2. Can you show me this working in production, not a demo? Insist on customer references running similar scale and complexity. Talk to their implementation teams, not just executives who signed the deal.
3. What’s the real total cost of ownership? Add up all the “optional” modules that turn out to be essential. Include implementation, integration, testing, ongoing support, and the inevitable customisation. Then double it, because you’re bound to hit edge cases.
What This Means for You
The organisations succeeding with AI aren’t buying the biggest platforms or the flashiest features. They’re identifying specific, measurable real problems, and implementing focused solutions.
They have real problems to solve and are using AI as a tool, not a magical fix all.
They’re measuring actual outcomes, not made up “AI adoption metrics.”
They’re honest about what AI can and can’t do … yet.
And they’re not paying premium prices for 25-year-old technology wrapped in new AI-powered marketing.
If you’re evaluating AI right now, you have leverage. Vendors are desperate to show revenue growth to justify those billion-dollar acquisitions. They’ll negotiate.
But more importantly, you have permission to be sceptical.
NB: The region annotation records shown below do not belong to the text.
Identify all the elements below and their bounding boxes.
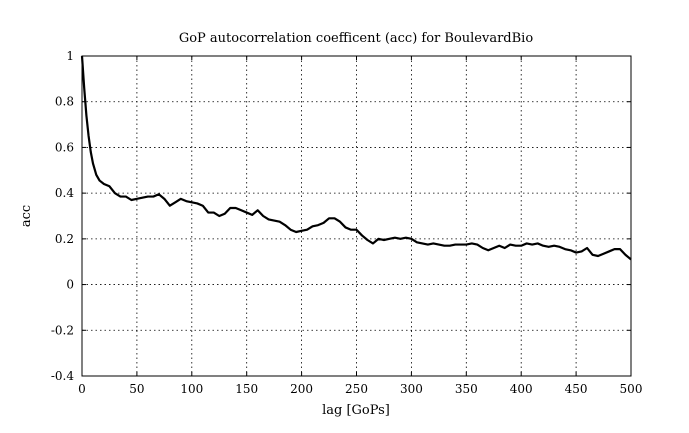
x-tick-label: 250 xyxy=(345,382,368,396)
y-tick-label: 0.8 xyxy=(55,95,74,109)
y-tick-labels: -0.4 -0.2 0 0.2 0.4 0.6 0.8 1 xyxy=(51,49,75,383)
x-tick-label: 100 xyxy=(180,382,203,396)
y-tick-label: -0.4 xyxy=(51,369,75,383)
x-tick-label: 200 xyxy=(290,382,313,396)
x-tick-labels: 0 50 100 150 200 250 300 350 400 450 500 xyxy=(78,382,642,396)
grid-lines xyxy=(82,56,631,376)
tick-marks xyxy=(81,55,632,377)
x-axis-label: lag [GoPs] xyxy=(322,403,390,418)
x-tick-label: 350 xyxy=(455,382,478,396)
y-tick-label: 0 xyxy=(66,278,74,292)
x-tick-label: 450 xyxy=(565,382,588,396)
y-tick-label: 1 xyxy=(66,49,74,63)
x-tick-label: 500 xyxy=(620,382,643,396)
x-tick-label: 0 xyxy=(78,382,86,396)
x-tick-label: 400 xyxy=(510,382,533,396)
plot-frame xyxy=(81,55,632,377)
y-tick-label: 0.2 xyxy=(55,232,74,246)
series-line xyxy=(80,55,632,261)
x-tick-label: 300 xyxy=(400,382,423,396)
x-tick-label: 150 xyxy=(235,382,258,396)
y-tick-label: -0.2 xyxy=(51,323,74,337)
y-tick-label: 0.6 xyxy=(55,140,74,154)
y-tick-label: 0.4 xyxy=(55,186,74,200)
y-axis-label: acc xyxy=(19,205,34,227)
chart-title: GoP autocorrelation coefficent (acc) for… xyxy=(179,31,534,46)
x-tick-label: 50 xyxy=(129,382,144,396)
When a vendor shows you call summarisation and calls it revolutionary AI, you can point out that technology is older than Google.
When they promise 80% automation, you can ask for the customer references who actually achieved it. (Spoiler: there’re won’t be many.)
The emperor has no clothes. And now even the tailor is admitting it.
The question isn’t whether AI will transform contact centres and business operations. It will, eventually.
The question is whether you’re going to pay transformational prices and costly services engagements for incremental features while everyone figures out how to implement it.